Independent practice worksheets

Set the matching ChalkBee Grade 7 grammar worksheets for independent practice, having students identify phrases and clauses, combine a set of choppy sentences, and punctuate coordinate adjectives correctly.

Reach every student

Differentiation

Support
  • Give a checklist card with the subject-and-verb test written out, for students to apply every time they classify a group of words.
  • Provide the short sentences to combine along with the target phrase or clause already written, so students only have to place it correctly.
  • Practice the reorder and 'and' tests for coordinate adjectives out loud as a class before asking students to apply them independently.
  • Start with two-sentence combines before moving to three or more.
Extension
  • Take a paragraph of their own past writing and revise it for more sentence variety using phrases and clauses.
  • Write one sentence that intentionally uses two phrases and one clause, then label each part.
  • Find a sentence with non-coordinate adjectives in a class reading book and explain why no comma is used.
  • Combine four or five short sentences into a single, clear sentence without making it confusing to read aloud.
Check it stuck

Assessment: exit ticket

A four-question exit ticket sampling phrase-or-clause identification, sentence combining, and coordinate-adjective punctuation.

  1. 1. Is 'after school' a phrase or a clause? Explain.

    Answer: A phrase, because it has no subject-and-verb pair of its own.

  2. 2. Combine: 'The lake was frozen. We walked across it carefully.'

    Answer: One option: 'We walked carefully across the frozen lake.'

  3. 3. Should this have a comma? 'She adopted a tiny gray kitten.'

    Answer: No comma: 'gray tiny kitten' and 'tiny and gray kitten' both sound slightly off, and 'tiny' describes size while 'gray' describes color, different aspects, so they are not coordinate.

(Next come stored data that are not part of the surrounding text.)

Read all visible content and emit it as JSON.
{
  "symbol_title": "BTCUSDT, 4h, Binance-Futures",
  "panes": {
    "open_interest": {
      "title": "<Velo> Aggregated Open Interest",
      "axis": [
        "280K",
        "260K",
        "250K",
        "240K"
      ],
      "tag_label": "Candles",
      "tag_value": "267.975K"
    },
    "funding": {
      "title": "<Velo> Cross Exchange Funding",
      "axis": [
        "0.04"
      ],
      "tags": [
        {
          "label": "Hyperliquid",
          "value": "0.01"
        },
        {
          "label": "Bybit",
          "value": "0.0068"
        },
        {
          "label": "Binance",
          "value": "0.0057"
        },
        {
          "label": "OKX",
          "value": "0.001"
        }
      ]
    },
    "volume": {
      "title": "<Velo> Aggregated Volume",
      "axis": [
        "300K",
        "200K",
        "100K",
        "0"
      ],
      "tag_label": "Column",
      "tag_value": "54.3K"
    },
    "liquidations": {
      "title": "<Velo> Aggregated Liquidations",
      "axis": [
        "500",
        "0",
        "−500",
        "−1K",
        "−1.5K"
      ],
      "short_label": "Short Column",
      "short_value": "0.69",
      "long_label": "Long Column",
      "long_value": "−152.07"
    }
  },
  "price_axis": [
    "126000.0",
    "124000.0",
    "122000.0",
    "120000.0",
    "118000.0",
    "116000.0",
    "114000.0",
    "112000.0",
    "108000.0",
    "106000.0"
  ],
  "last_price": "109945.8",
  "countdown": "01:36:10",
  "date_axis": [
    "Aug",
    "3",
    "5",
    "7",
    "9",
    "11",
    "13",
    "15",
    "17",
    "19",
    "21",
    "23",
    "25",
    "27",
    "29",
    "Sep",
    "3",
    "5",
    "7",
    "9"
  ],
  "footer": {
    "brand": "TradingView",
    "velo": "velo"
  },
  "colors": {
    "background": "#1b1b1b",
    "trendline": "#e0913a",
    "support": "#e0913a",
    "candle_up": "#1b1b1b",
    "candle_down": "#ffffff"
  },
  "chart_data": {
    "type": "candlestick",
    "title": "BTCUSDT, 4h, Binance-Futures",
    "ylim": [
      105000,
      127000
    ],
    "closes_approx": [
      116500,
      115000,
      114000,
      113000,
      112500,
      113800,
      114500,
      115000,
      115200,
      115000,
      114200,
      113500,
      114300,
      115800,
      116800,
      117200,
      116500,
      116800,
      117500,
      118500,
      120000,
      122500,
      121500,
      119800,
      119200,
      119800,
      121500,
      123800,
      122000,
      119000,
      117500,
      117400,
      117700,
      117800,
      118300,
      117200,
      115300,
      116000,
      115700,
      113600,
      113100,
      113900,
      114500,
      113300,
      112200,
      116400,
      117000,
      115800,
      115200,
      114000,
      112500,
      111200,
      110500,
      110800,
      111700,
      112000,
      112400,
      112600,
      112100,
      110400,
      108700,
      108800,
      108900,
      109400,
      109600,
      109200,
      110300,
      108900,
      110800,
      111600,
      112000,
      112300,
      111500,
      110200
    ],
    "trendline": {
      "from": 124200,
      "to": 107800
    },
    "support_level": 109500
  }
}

  4. 4. Should this have a comma? 'It was a warm sunny morning.'

    Answer: Yes, a comma: 'sunny warm morning' and 'warm and sunny morning' both sound fine, so the adjectives are coordinate. 'It was a warm, sunny morning.'

For the teacher

Teacher notes and timings

  • Rough timing across three lessons: Lesson 1 phrase versus clause (section 1), Lesson 2 combining for sentence variety (section 2), Lesson 3 coordinate adjectives plus the exit ticket (section 3 and assessment).
  • Language to keep saying: is there a subject and a verb, which short sentence becomes the main one, can I reorder these and join them with and. These phrases target the unit's three main misconceptions.
  • Curriculum note: L.7.1 is taught here through sentence combining rather than abstract labeling drills, since the standard explicitly asks students to use phrases and clauses to write varied sentences, not just identify them; L.7.2's comma rule is included as the unit's related mechanics skill.
  • Reuse student writing samples where possible; phrase-and-clause combining transfers best when students revise sentences they actually wrote, not only textbook examples.
  • Present mode and print both work: use the Print button for a clean editing worksheet, or project the short-sentence sets to combine live as a class.